Experimental results demonstrate that these improvement methods effectively reduce the probability of identity switches and target losses during the target tracking process in crowded scenes. They provide new and effective approaches to address occlusion issues, enhancing the performance and robustness of multi-object tracking systems. These contributions are valuable for addressing complex multi-object tracking scenarios in practical applications such as surveillance, autonomous driving, and robot navigation.

3 Relative location mapping

Fig. 2
figure 2

Schematic diagram of relative location mapping (RLM)

In video images, cameras typically capture pedestrians on roads from certain angles. The camera’s focus is usually directed towards areas with crowds or dense pedestrian traffic to capture the scene as comprehensively as possible. However, this shooting approach may lead to issues of overlay and occlusion of target pedestrians in the image. To mitigate the impact of these factors, it becomes crucial to project the positions of targets in the video image onto a ground-based potential plane, where the relationship between the potential plane and the actual positions of targets in the scene is more aligned. As illustrated in Fig. 2, through this mapping operation, we can better understand the relative positions and motion directions between targets. The potential plane generated by this mapping helps alleviate issues caused by occlusion, enhancing the accuracy and stability of the multi-object tracking system.

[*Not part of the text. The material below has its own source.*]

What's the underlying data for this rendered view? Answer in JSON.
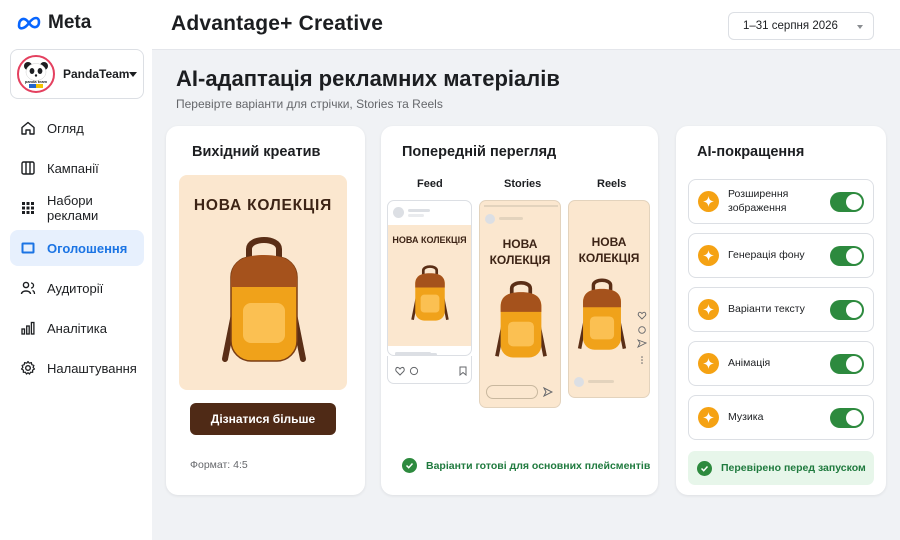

3.1 Relative location mapping model

We represent the position of the target on the image using the coordinates of the midpoint at the bottom of the target bounding box, as illustrated in the vertical view of Fig. 3. The ratio of the vertical distance between the target position and the lower boundary of the image to the overall image height corresponds to the ratio between the target imaging angle \(\alpha _v\) and the imaging angle of the camera device \(\beta _v\). Equation 1 expresses the relationship between the size of the target imaging angle and the coordinates xy, denoted by \(\mathcal {G}\). As the target moves to different positions in the video image, corresponding real-world locations exhibit a nonlinear trend. We typically interpret these differences as deformations generated by the video.

Fig. 3
figure 3

Vertical mapping and horizontal mapping schematic

$$\begin{aligned} \begin{aligned} \alpha _y = \mathcal {G}(y) \end{aligned} \end{aligned}$$
(1)

The variable y represents the distance between the target’s position on the video image and the bottom of the image. As y changes, the imaging angle \(\alpha _v\) undergoes nonlinear variations. The formula for the vertical mapping function \(\mathcal {G}(y)\) is as follows:

$$\begin{aligned} \mathcal {G}_v (y)=\left\{ \begin{array}{lr} \vspace{1em} \dfrac{\beta _v }{2}-\tanh [(1-\dfrac{2y}{H}) \tan \dfrac{\beta _v }{2}], &{} y<\dfrac{H}{2} \\ \dfrac{\beta _v }{2}+\tanh [(\dfrac{2y}{H}-1) \tan \dfrac{\beta _v }{2}], &{} y \geqslant \dfrac{H}{2} \\ \end{array} \right. \end{aligned}$$
(2)

In Eq. 2, H represents the total height of the video image, and \(\beta _v\) denotes the vertical viewing angle of the camera device. The camera device’s viewing angle is often fixed over a segment of monitoring video based on focal length and factory configurations. Alternatively, we can obtain an empirical viewing angle through methods such as deep learning algorithms.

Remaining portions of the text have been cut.